I also think I'm glad for your for right now for doing whatever it takes to make things a little easier and a little lighter.
And I'm wishing for things and people that make you feel good and less alone.
xo
Posted by: Ann | May 26, 2011 at 11:26 PM
Laurie,
However I word this is going to sound geeky and awkward, even if I type, delete, and type again, but I want to let you know that I admire you. You are an incredibly talented human being, with an eye for photography that I would run over my own grandmother to attain (it's okay, they're both gone already).
I know that you have what it takes to fight for yourself--don't let a compassionate-challenged doctor's office employee or two get in your way. (I have worked around the industry enough to know that that is the norm, not the exception, unfortunately).
I am here, cheering you on, and know that you can achieve any goal you tackle.
And don't beat yourself up too much--we all have that list of stuff that carries over from day to day to day--I know that the moment I have an immaculate house and everything crossed off of my list will be the day that the Rapture actually does occur.
None of the above is meant to negate/undermine the very real feelings that you have had and are having--it's just a reminder that those of us who have been lucky enough to have read your writings and/or met you know what we are fortunate people.
Posted by: Marissa | May 26, 2011 at 11:34 PM
I'm pecking this on my iPhone so the short version is I love you SO much and this was wonderful writing. A thousand hugs to you!
Posted by: Genie | May 26, 2011 at 11:42 PM
This weblog is being featured on Five Star Friday! http://www.schmutzie.com/fivestarfriday/2011/5/27/five-star-fridays-151st-edition-is-brought-to-you-by-woody-a.html
Posted by: schmutzie | May 27, 2011 at 02:21 AM
::can't figure out what to say, so just gives you a big ol' hug instead::
Posted by: TwoBusy | May 27, 2011 at 06:30 AM
I know you know this already, but it bears repeating, I love you, and I'm here for you. Always.

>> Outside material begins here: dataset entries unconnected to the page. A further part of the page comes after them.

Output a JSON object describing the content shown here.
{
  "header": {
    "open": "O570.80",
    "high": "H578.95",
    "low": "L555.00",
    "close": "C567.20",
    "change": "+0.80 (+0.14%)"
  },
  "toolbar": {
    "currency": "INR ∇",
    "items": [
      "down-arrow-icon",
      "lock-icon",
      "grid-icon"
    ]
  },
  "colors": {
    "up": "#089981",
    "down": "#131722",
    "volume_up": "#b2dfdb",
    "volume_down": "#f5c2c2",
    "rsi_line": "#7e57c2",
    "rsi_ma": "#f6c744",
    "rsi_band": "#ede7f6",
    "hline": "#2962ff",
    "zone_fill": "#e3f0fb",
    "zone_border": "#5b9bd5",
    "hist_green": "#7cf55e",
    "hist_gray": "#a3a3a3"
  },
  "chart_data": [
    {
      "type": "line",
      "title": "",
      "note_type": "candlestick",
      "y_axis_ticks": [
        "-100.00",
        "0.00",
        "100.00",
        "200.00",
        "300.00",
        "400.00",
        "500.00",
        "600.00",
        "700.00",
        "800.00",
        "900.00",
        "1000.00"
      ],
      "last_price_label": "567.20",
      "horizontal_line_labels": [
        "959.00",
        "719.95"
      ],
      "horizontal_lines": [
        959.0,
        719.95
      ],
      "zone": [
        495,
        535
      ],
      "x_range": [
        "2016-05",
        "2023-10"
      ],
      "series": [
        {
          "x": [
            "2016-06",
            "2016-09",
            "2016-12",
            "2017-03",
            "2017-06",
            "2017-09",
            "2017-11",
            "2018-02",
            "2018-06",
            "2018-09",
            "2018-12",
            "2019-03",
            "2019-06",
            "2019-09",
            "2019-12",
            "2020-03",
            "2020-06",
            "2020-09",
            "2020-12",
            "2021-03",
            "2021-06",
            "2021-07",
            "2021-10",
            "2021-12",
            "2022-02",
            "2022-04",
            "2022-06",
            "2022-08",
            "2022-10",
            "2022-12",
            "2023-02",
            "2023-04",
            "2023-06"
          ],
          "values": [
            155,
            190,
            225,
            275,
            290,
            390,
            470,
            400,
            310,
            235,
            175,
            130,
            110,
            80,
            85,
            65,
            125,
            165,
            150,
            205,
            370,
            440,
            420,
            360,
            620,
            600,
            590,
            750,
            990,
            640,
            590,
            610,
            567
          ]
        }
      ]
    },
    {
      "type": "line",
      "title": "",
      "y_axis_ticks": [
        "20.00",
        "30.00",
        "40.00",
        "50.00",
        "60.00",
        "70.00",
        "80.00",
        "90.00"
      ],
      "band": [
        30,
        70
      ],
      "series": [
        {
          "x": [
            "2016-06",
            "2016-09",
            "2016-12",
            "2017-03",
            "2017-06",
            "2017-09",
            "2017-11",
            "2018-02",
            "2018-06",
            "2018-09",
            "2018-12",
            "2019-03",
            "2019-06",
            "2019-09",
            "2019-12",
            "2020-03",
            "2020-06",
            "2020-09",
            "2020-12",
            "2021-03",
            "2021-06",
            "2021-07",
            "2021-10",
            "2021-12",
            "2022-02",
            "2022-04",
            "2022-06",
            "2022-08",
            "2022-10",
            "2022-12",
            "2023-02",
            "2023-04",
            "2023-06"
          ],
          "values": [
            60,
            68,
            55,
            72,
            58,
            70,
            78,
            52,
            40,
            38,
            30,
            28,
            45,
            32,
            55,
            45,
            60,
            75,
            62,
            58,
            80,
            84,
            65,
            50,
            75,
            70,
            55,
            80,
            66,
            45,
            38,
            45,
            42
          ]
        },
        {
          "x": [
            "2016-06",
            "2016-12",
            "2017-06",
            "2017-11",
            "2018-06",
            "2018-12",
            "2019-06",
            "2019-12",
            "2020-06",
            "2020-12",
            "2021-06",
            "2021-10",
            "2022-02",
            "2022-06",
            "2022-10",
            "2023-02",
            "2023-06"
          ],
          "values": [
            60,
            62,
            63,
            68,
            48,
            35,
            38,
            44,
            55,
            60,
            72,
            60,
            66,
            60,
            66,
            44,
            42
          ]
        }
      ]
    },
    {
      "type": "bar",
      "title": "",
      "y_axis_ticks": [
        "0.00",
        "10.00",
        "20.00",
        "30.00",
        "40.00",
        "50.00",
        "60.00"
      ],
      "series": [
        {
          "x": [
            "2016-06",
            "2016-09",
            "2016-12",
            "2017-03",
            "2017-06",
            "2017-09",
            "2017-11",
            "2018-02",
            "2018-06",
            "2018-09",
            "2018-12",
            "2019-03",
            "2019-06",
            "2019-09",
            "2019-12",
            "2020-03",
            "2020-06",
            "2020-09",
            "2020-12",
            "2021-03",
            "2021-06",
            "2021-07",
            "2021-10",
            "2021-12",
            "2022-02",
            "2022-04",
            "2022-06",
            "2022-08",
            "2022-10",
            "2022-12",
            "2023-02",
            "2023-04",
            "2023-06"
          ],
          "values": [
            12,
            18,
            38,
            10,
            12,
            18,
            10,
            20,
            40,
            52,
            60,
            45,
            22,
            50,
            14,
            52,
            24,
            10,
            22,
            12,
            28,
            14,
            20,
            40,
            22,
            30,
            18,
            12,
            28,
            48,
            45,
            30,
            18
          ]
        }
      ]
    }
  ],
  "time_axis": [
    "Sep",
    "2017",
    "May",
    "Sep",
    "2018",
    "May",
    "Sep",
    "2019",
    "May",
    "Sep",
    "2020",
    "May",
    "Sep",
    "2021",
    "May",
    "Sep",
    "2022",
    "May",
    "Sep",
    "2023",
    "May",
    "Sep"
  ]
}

Posted by: jodifur | May 27, 2011 at 08:11 AM
Good.
I mean good that it is getting better. All of it. And being able to do the laundry is a big thing. Anyone who doesn't know that has never been where you were.
I feel dorky saying anything here because I am going to see you later today and I can hug you in real life, but I want you to know that I am here too and I am just so glad that things are getting better.
Posted by: Sarah | May 27, 2011 at 10:53 AM
Being able to do laundry and keep the blouses on the hangers can be really hard sometimes. I don't know what else to say, but you aren't on your own.